Justice For Louima
Big-city cops do a tough, dangerous job, and even their most ardent defenders will admit that sometimes, mistakes can happen and tragedy can occur. The Abner Louima case was never in that category. Late one night in August 1997, Louima was arrested, handcuffed, beaten and dragged into the bathroom of a Brooklyn precinct house. There a swaggering, powerfully built officer named Justin Volpe shoved a broken-off broom handle up Louima's rectum, then waved the feces-covered stick under his nose and threatened to kill him if he ever told anyone about this excruciatingly painful assault. On trial for violating Louima's civil rights, Volpe last week stunned the city by changing his plea to "guilty" and by dropping the tough-guy act--he even wept a little. "Your Honor, if I could just let the record reflect that I'm sorry for hurting my family," Volpe told the judge. He never mentioned Abner Louima. What happened to Louima at the hands of New York police was so obviously premeditated and so appallingly sadistic that no face-saving explanation was possible.

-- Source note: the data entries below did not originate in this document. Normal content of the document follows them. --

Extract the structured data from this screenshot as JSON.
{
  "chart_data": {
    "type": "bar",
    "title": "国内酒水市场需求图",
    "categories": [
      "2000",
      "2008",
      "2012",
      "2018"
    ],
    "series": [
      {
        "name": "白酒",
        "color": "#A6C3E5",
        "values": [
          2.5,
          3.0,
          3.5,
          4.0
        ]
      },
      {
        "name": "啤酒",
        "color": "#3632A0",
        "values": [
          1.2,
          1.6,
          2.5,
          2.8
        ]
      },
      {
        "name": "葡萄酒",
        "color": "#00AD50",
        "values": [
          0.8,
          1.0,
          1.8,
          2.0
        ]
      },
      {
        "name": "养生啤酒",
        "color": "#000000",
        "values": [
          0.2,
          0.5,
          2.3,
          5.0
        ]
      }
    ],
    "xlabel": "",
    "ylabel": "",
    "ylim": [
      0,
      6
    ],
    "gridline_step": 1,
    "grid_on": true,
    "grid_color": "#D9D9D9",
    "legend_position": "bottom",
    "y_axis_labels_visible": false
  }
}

Apologists argue that such brutality is very rare. But a spate of high-profile incidents suggests that even good cops can overreact, damaging relations between police departments and the mostly minority communities they serve. Within hours of Volpe's guilty plea, an unarmed 16-year-old Bronx youth, Dante Johnson, was shot and seriously wounded by a member of the NYPD's Street Crimes Unit. The Street Crimes Unit was also involved in the February death of Amadou Diallo, a 22-year-old African immigrant who was shot 19 times despite the fact that he was unarmed and had no criminal record. In Riverside, Calif., the FBI is investigating the death of 19-year-old Tyisha Miller, who was shot 12 times by four white officers while passed out in her car, with a gun in her lap, last Dec. 28. In Los Angeles, a 54-year-old black woman, Margaret Mitchell, was shot to death on May 21 by an LAPD officer. Mitchell, who was mentally ill, apparently lunged at the cop with a screwdriver--but she was only 5 feet 1, and the officer had his partner as a backup. "What's frightening to me is the lack of evident interest in attacking the problem," said Harvard Law professor Christopher Edley Jr., a member of the U.S. Civil Rights Commission. The commission, which previously reviewed police conduct in Los Angeles, held hearings in New York last week.

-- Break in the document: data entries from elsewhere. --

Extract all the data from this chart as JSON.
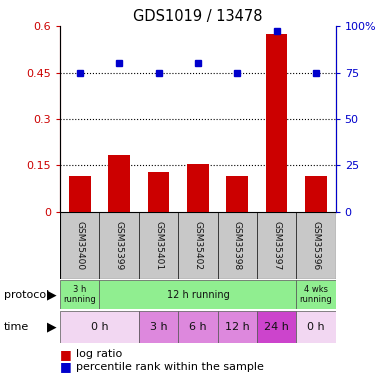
{
  "title": "GDS1019 / 13478",
  "samples": [
    "GSM35400",
    "GSM35399",
    "GSM35401",
    "GSM35402",
    "GSM35398",
    "GSM35397",
    "GSM35396"
  ],
  "log_ratio": [
    0.115,
    0.185,
    0.13,
    0.155,
    0.115,
    0.575,
    0.115
  ],
  "percentile_rank": [
    0.45,
    0.48,
    0.45,
    0.48,
    0.45,
    0.585,
    0.45
  ],
  "bar_color": "#cc0000",
  "dot_color": "#0000cc",
  "left_ylim": [
    0,
    0.6
  ],
  "left_yticks": [
    0,
    0.15,
    0.3,
    0.45,
    0.6
  ],
  "left_yticklabels": [
    "0",
    "0.15",
    "0.3",
    "0.45",
    "0.6"
  ],
  "right_yticks": [
    0,
    0.25,
    0.5,
    0.75,
    1.0
  ],
  "right_yticklabels": [
    "0",
    "25",
    "50",
    "75",
    "100%"
  ],
  "hlines": [
    0.15,
    0.3,
    0.45
  ],
  "sample_bg": "#c8c8c8",
  "proto_info": [
    [
      0,
      1,
      "3 h\nrunning",
      "#90ee90"
    ],
    [
      1,
      6,
      "12 h running",
      "#90ee90"
    ],
    [
      6,
      7,
      "4 wks\nrunning",
      "#90ee90"
    ]
  ],
  "time_info": [
    [
      0,
      2,
      "0 h",
      "#f2d7f2"
    ],
    [
      2,
      3,
      "3 h",
      "#dd88dd"
    ],
    [
      3,
      4,
      "6 h",
      "#dd88dd"
    ],
    [
      4,
      5,
      "12 h",
      "#dd88dd"
    ],
    [
      5,
      6,
      "24 h",
      "#cc44cc"
    ],
    [
      6,
      7,
      "0 h",
      "#f2d7f2"
    ]
  ]
}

The Louima case is a powerful example of how police react to misconduct in the ranks--an incident so ugly that it tested, and ultimately broke, the "blue wall of silence" within the NYPD. Critics point out that the cops themselves did not report the assault and that Louima, who suffered severe internal injuries, might never have told his story if a hospital nurse hadn't told him to get a lawyer. When Louima went public--the case made headline news in New York City--Internal Affairs invaded the station house and over a period of weeks found several cops who were willing to tell what they knew. One was Officer Mark Schofield, who testified that Volpe boasted "I broke a man down" after the incident in the restroom. Schofield also said Volpe borrowed a pair of gloves before the incident and that the gloves were bloody when he returned them. "Sorry about the gloves, man," Volpe said. The result, nearly two years later, was the prosecution of Volpe and four fellow officers, including his partner, Charles Schwarz. With Volpe's guilty plea, the trial of Schwarz and the other officers appears to be heading toward a conclusion this week. (All four have pleaded not guilty.) Volpe was jailed until sentencing--he could get life in prison--and his lawyer said he will get a psychiatric evaluation.
The question now is whether anything changed for the better--and as usual, the usual suspects disagree. Mayor Rudy Giuliani said the cops' willingness to testify against Volpe "destroys the myth of the blue wall of silence." The Rev. Al Sharpton said "a lot has changed" as a result of the Louima case. "Allegations of police brutality are a lot more believable to John Q. Public," Sharpton said. "There's still a blue wall, but there are holes in it." But others were skeptical. "Nothing has changed," said Norman Siegel of the New York Civil Liberties Union. "Volpe was so sinister, so sadistic, that even his peers in the NYPD thought what he did was over the line." Sadly, that seemed closer to the mark as the city closed the books on one rogue cop and waited for the pending trial of the four officers who shot Amadou Diallo. They are charged with murder, and the case has polarized the city like no other in recent memory. "We know that ours is not a systematically racist or brutal department," Police Commissioner Howard Safir told the U.S. Civil Rights Commission. But, Safir conceded, many New Yorkers think otherwise.